Jon Marshall · ‎03-23-2011

Ian

That was why i wanted to know where your inter-vlan routing was and it sounds like the core switch ie. did you set the default-gateway of the clients to be the respective IP address(s) of int vlan 10 and 15 on the core switch ?

It is as i said in my first post. The core switch will see vlan 10 and vlan 15 subnets as directly connected routes because the actual L3 interfaces for those vlans are actually on the core switch. So they will not be learned through EIGRP. Do a "sh ip route" on the core switch and you will see that the routes for those 2 subnets are learnt because they are directly connected and not through EIGRP.

If you had 2 routers (R1 & R2) connected to your core switch and you ran EIGRP AS 10 on R1 and EIGRP 15 AS on R2 then R1 would only know about the 172.10.0.0 network and R2 would only know about the 172.15.0.0 network.

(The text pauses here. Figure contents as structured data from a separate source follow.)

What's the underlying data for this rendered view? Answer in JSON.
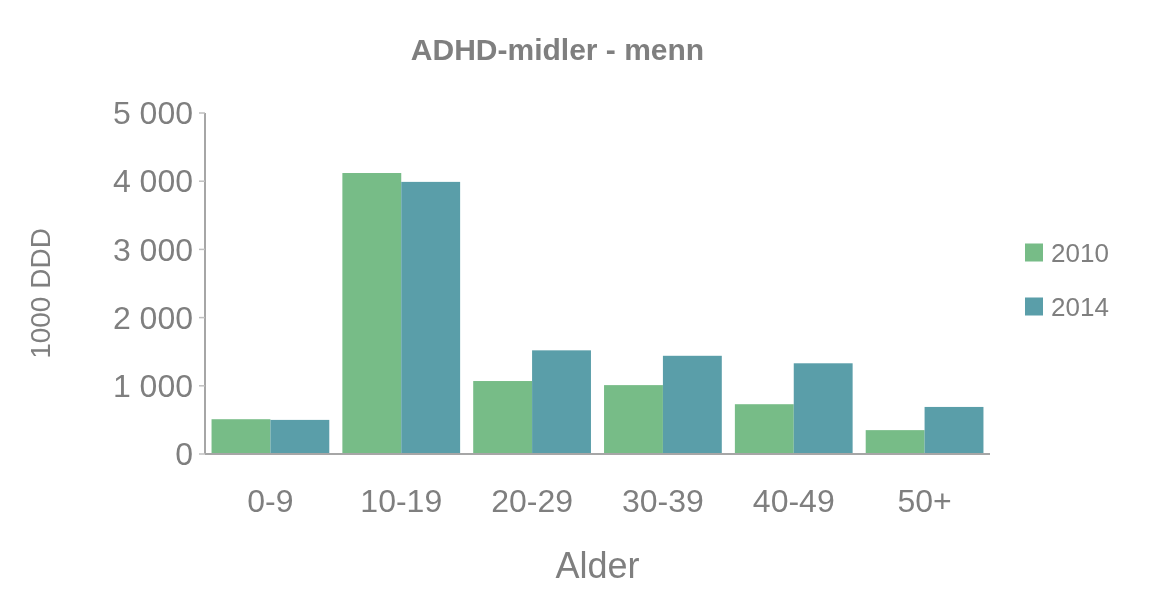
{
  "chart_data": {
    "type": "bar",
    "title": "ADHD-midler - menn",
    "xlabel": "Alder",
    "ylabel": "1000 DDD",
    "categories": [
      "0-9",
      "10-19",
      "20-29",
      "30-39",
      "40-49",
      "50+"
    ],
    "series": [
      {
        "name": "2010",
        "color": "#77bc87",
        "values": [
          510,
          4120,
          1070,
          1010,
          730,
          350
        ]
      },
      {
        "name": "2014",
        "color": "#5a9ea9",
        "values": [
          500,
          3990,
          1520,
          1440,
          1330,
          690
        ]
      }
    ],
    "ylim": [
      0,
      5000
    ],
    "yticks": [
      {
        "value": 0,
        "label": "0"
      },
      {
        "value": 1000,
        "label": "1 000"
      },
      {
        "value": 2000,
        "label": "2 000"
      },
      {
        "value": 3000,
        "label": "3 000"
      },
      {
        "value": 4000,
        "label": "4 000"
      },
      {
        "value": 5000,
        "label": "5 000"
      }
    ],
    "grid": false,
    "legend": "right"
  }
}
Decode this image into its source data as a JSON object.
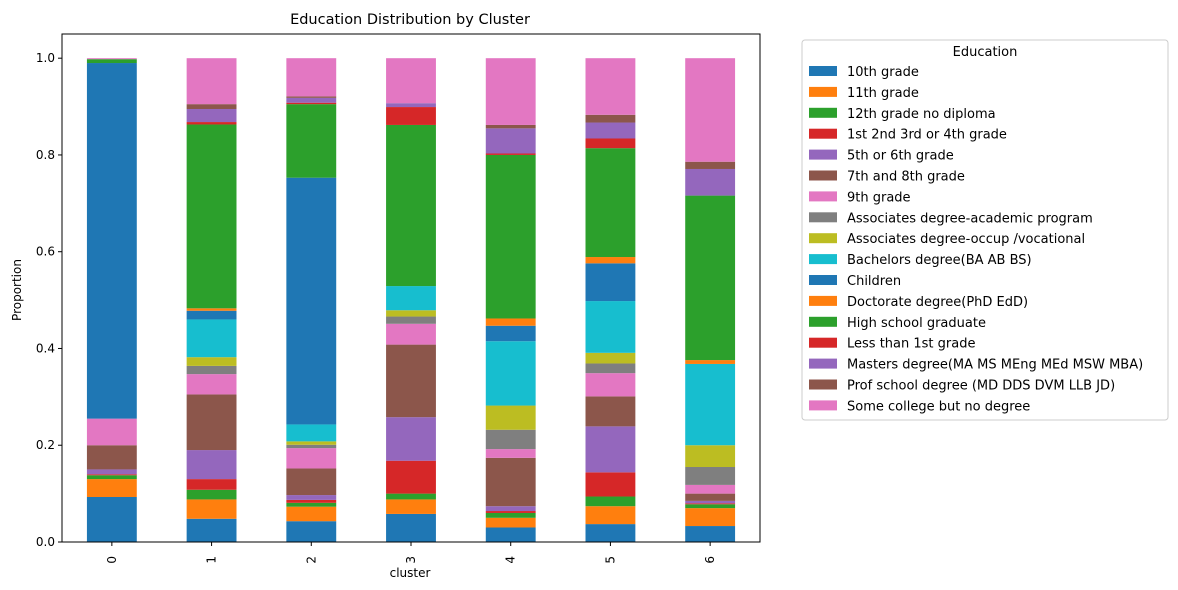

As for restricting access on the core switch (assuming the default-gateways for the clients are the core switch vlan IPs) you can use a VACL but a simpler and more standard approach would be to use an extended acl eg. on your core switch -

access-list 101 deny ip 172.10.0.0 0.0.255.255 172.15.0.0 0.0.255.255

access-list 101 permit ip 172.10.0.0 0.0.255.255 any <-- this is for any traffic from vlan 10 to anywhere else other than vlan 15

int vlan 10

ip access-group 101 in

access-list 102 deny ip 172.15.0.0 0.0.255.255 172.10.0.0 0.0.255.255

access-list 102 permit ip 172.15.0.0 0.0.255.255 any

int vlan 15

ip access-group 102 in

Edit - for info, if you just wanted these 2 vlans be isolated ie. they cannot talk to each other but also they cannot talk to any other subnet outside of their own then simply remove the L3 SVIs for these vlans off the core switch.

Jon

Jigar Dave · ‎03-23-2011

Hello Ian,

while reading the thread, I am not able to understand one thing, you have created vlan 10 and vlan 15 on your core switch

interface Vlan10
ip address 172.10.254.254 255.255.0.0
!
interface Vlan15
ip address 172.15.254.254 255.255.0.0

and also again on your EDGE1 you have created another vlan with same no. but with different IP address/subnet

interface Vlan10
ip address 172.10.1.254 255.255.0.0
!
interface Vlan15
ip address 172.15.1.254 255.255.0.0

on EDGE2 as well,

interface Vlan10
ip address 172.10.2.254 255.255.0.0
!
interface Vlan15
ip address 172.15.2.254 255.255.0.0

I am interested to learn what is the reason behind this? it is not good idea if vlan created on core switches shoudl span across all switches by making core switch as VTP server mode and other 2 EDGE switches as VTP client or transparent mode?

its just a thought.

Best regards,

Jigar

ianwardGD · ‎03-24-2011

there is no VTP enabled here, since this was a test set up, adding management IPs for each VLAN on the edge switch was an easy way to make sure there was connectivity between the switches and the correct VLANs were being trunked to where they were suppose to go.